Ziel der Erfindung ist es, Erleichterung der schweren Hand- und Transportarbeit, qualitative Auslese auf technischer Basis, schnelleres Ernten, geringer Bodendruck sowie ein tiefer Maschinenschwerpunkt zu erreichen.
Die Aufgabe wurde durch eine Maschine gelöst, die von einem Traktor mit Sammelbehälter durch die Reihen gezogen und angetrieben wird. Die Maschine wird von zwei lenkbaren Räderpaaren getragen. In einer Kombination von Hand- und Maschinenarbeit schneiden die links und rechts der Maschine und in Traubenhöhe sitzenden Personen das Erntegut ab und legen es in die Rutschen. Das hinter Rutschen und Sitzen in Bodennähe angeordnete Förderband nimmt die von den Rutschen kommenden Trauben auf und fördert sie über den Bandanstieg in den Sammelbehälter. Am Bandanstieg ist ein weiterer Behälter mit Sitzplatz zur Auslese angebracht. Sitze und Rutschen können auf verschiedene Arbeitsbreiten eingestellt werden. Die Maschine erlaubt insbesondere ein Durchfahren engerer Zeilen. Die Erntemaschine ist aufgrund ihrer Abmessungen in fast allen Weinbaubetrieben einsetzbar.

Beschreibung[de]

Die im folgenden beschriebene Erfindung bezieht sich auf ein fahrbares Gerät zum Ernten von Weintrauben, das von einem Traktor mit anhängendem Gestell und aufstehendem Sammelbehälter gezogen und angetrieben wird.

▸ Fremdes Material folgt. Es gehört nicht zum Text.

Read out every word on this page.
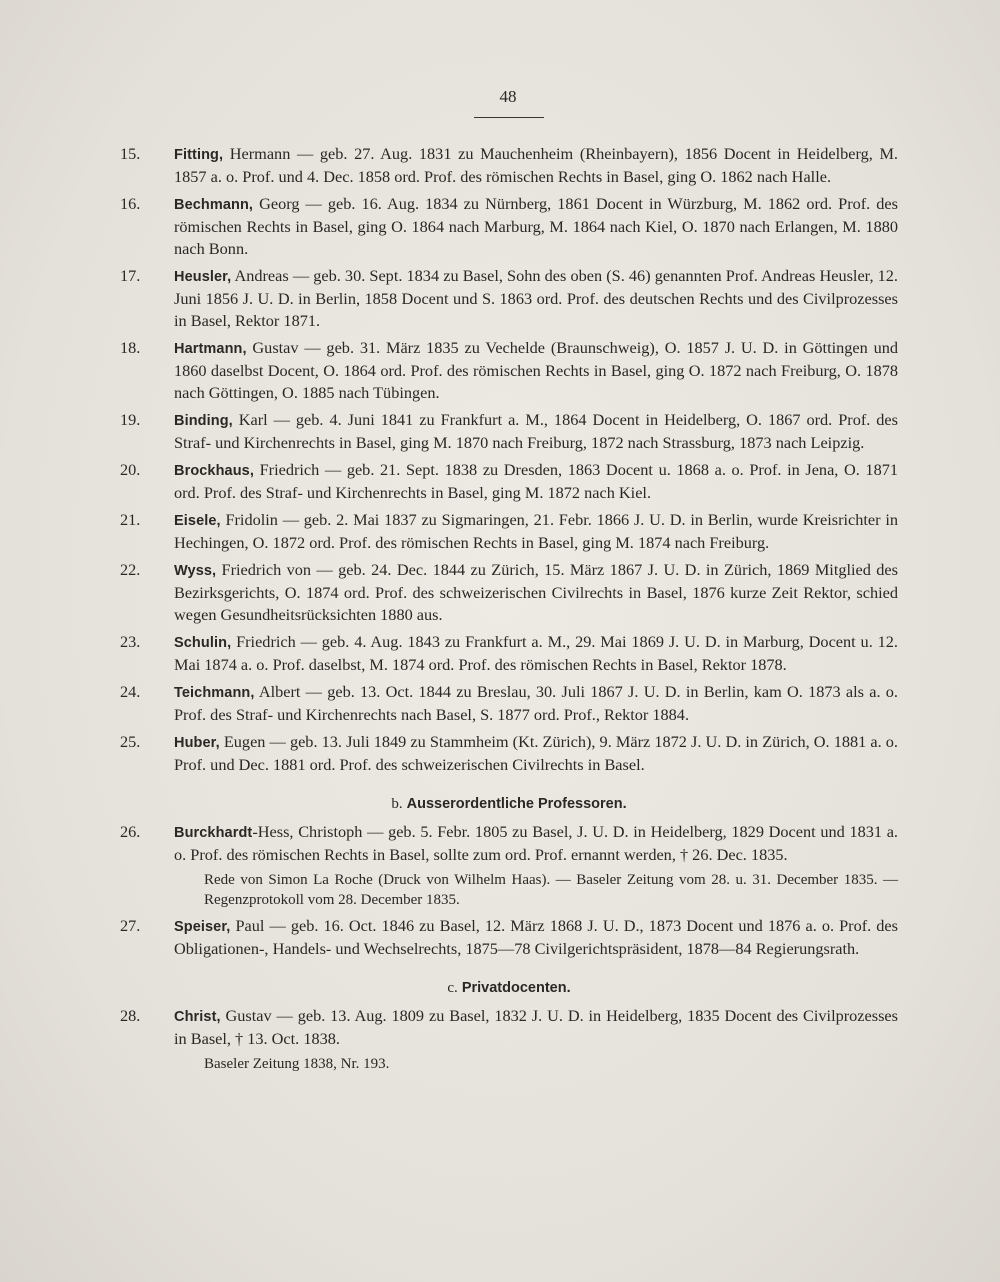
48
15. Fitting, Hermann — geb. 27. Aug. 1831 zu Mauchenheim (Rheinbayern), 1856 Docent in Heidelberg, M. 1857 a. o. Prof. und 4. Dec. 1858 ord. Prof. des römischen Rechts in Basel, ging O. 1862 nach Halle.
16. Bechmann, Georg — geb. 16. Aug. 1834 zu Nürnberg, 1861 Docent in Würzburg, M. 1862 ord. Prof. des römischen Rechts in Basel, ging O. 1864 nach Marburg, M. 1864 nach Kiel, O. 1870 nach Erlangen, M. 1880 nach Bonn.
17. Heusler, Andreas — geb. 30. Sept. 1834 zu Basel, Sohn des oben (S. 46) genannten Prof. Andreas Heusler, 12. Juni 1856 J. U. D. in Berlin, 1858 Docent und S. 1863 ord. Prof. des deutschen Rechts und des Civilprozesses in Basel, Rektor 1871.
18. Hartmann, Gustav — geb. 31. März 1835 zu Vechelde (Braunschweig), O. 1857 J. U. D. in Göttingen und 1860 daselbst Docent, O. 1864 ord. Prof. des römischen Rechts in Basel, ging O. 1872 nach Freiburg, O. 1878 nach Göttingen, O. 1885 nach Tübingen.
19. Binding, Karl — geb. 4. Juni 1841 zu Frankfurt a. M., 1864 Docent in Heidelberg, O. 1867 ord. Prof. des Straf- und Kirchenrechts in Basel, ging M. 1870 nach Freiburg, 1872 nach Strassburg, 1873 nach Leipzig.
20. Brockhaus, Friedrich — geb. 21. Sept. 1838 zu Dresden, 1863 Docent u. 1868 a. o. Prof. in Jena, O. 1871 ord. Prof. des Straf- und Kirchenrechts in Basel, ging M. 1872 nach Kiel.
21. Eisele, Fridolin — geb. 2. Mai 1837 zu Sigmaringen, 21. Febr. 1866 J. U. D. in Berlin, wurde Kreisrichter in Hechingen, O. 1872 ord. Prof. des römischen Rechts in Basel, ging M. 1874 nach Freiburg.
22. Wyss, Friedrich von — geb. 24. Dec. 1844 zu Zürich, 15. März 1867 J. U. D. in Zürich, 1869 Mitglied des Bezirksgerichts, O. 1874 ord. Prof. des schweizerischen Civilrechts in Basel, 1876 kurze Zeit Rektor, schied wegen Gesundheitsrücksichten 1880 aus.
23. Schulin, Friedrich — geb. 4. Aug. 1843 zu Frankfurt a. M., 29. Mai 1869 J. U. D. in Marburg, Docent u. 12. Mai 1874 a. o. Prof. daselbst, M. 1874 ord. Prof. des römischen Rechts in Basel, Rektor 1878.
24. Teichmann, Albert — geb. 13. Oct. 1844 zu Breslau, 30. Juli 1867 J. U. D. in Berlin, kam O. 1873 als a. o. Prof. des Straf- und Kirchenrechts nach Basel, S. 1877 ord. Prof., Rektor 1884.
25. Huber, Eugen — geb. 13. Juli 1849 zu Stammheim (Kt. Zürich), 9. März 1872 J. U. D. in Zürich, O. 1881 a. o. Prof. und Dec. 1881 ord. Prof. des schweizerischen Civilrechts in Basel.
b. Ausserordentliche Professoren.
26. Burckhardt-Hess, Christoph — geb. 5. Febr. 1805 zu Basel, J. U. D. in Heidelberg, 1829 Docent und 1831 a. o. Prof. des römischen Rechts in Basel, sollte zum ord. Prof. ernannt werden, † 26. Dec. 1835.
Rede von Simon La Roche (Druck von Wilhelm Haas). — Baseler Zeitung vom 28. u. 31. December 1835. — Regenzprotokoll vom 28. December 1835.
27. Speiser, Paul — geb. 16. Oct. 1846 zu Basel, 12. März 1868 J. U. D., 1873 Docent und 1876 a. o. Prof. des Obligationen-, Handels- und Wechselrechts, 1875—78 Civilgerichtspräsident, 1878—84 Regierungsrath.
c. Privatdocenten.
28. Christ, Gustav — geb. 13. Aug. 1809 zu Basel, 1832 J. U. D. in Heidelberg, 1835 Docent des Civilprozesses in Basel, † 13. Oct. 1838.
Baseler Zeitung 1838, Nr. 193.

Es ist bekannt, daß auf dem arbeitsintensiven Gebiet der Traubenernte verschiedene Geräte entwickelt wurden. Beim Vollernter Offenlegungsschrift PS 29 47 429 platzen durch die Rüttelbewegung des Schlagwerks in der Traubenzone die Trauben auf und das Erntegut wird erheblich beschädigt (Oxidation). Außerdem vermag er Reifes und Unreifes nicht zu trennen und er läßt eine vom Qualitätsweinbau gewünschte Trennung in Vorlese und Hauptlese bzw. Auslese nicht zu. Auch hat das Schlagwerk auf den Drahtrahmen einen ungünstigen Einfluß. Insbesondere bei Nässe ist zusätzlich der Bodendruck der schweren Maschine erheblich.

Bei der Traubenernte-Maschine Offenlegungsschrift DE 31 01 746 A1 ist zwar eine bequemere und mehr qualitätsorientiertere Traubenlese möglich, Breite und Gewicht sind jedoch nicht unerheblich, da sich Erntepersonal und Sammelbehälter auf einem Gerät von nur zwei Räder getragen befinden. Die Fahrmöglichkeit in schon engeren Zeilen ist begrenzt. Insbesondere bei Seitenhang kann es zum Abgleiten kommen. Ist der Sammelbehälter vorzeitig gefüllt, muß mit dem gesamten Gerät heraus und wieder hineingefahren werden (Zeitverlust durch mangelnde Rückfahrmöglichkeit: Die ganze Zeilenlänge muß nochmal durchfahren werden).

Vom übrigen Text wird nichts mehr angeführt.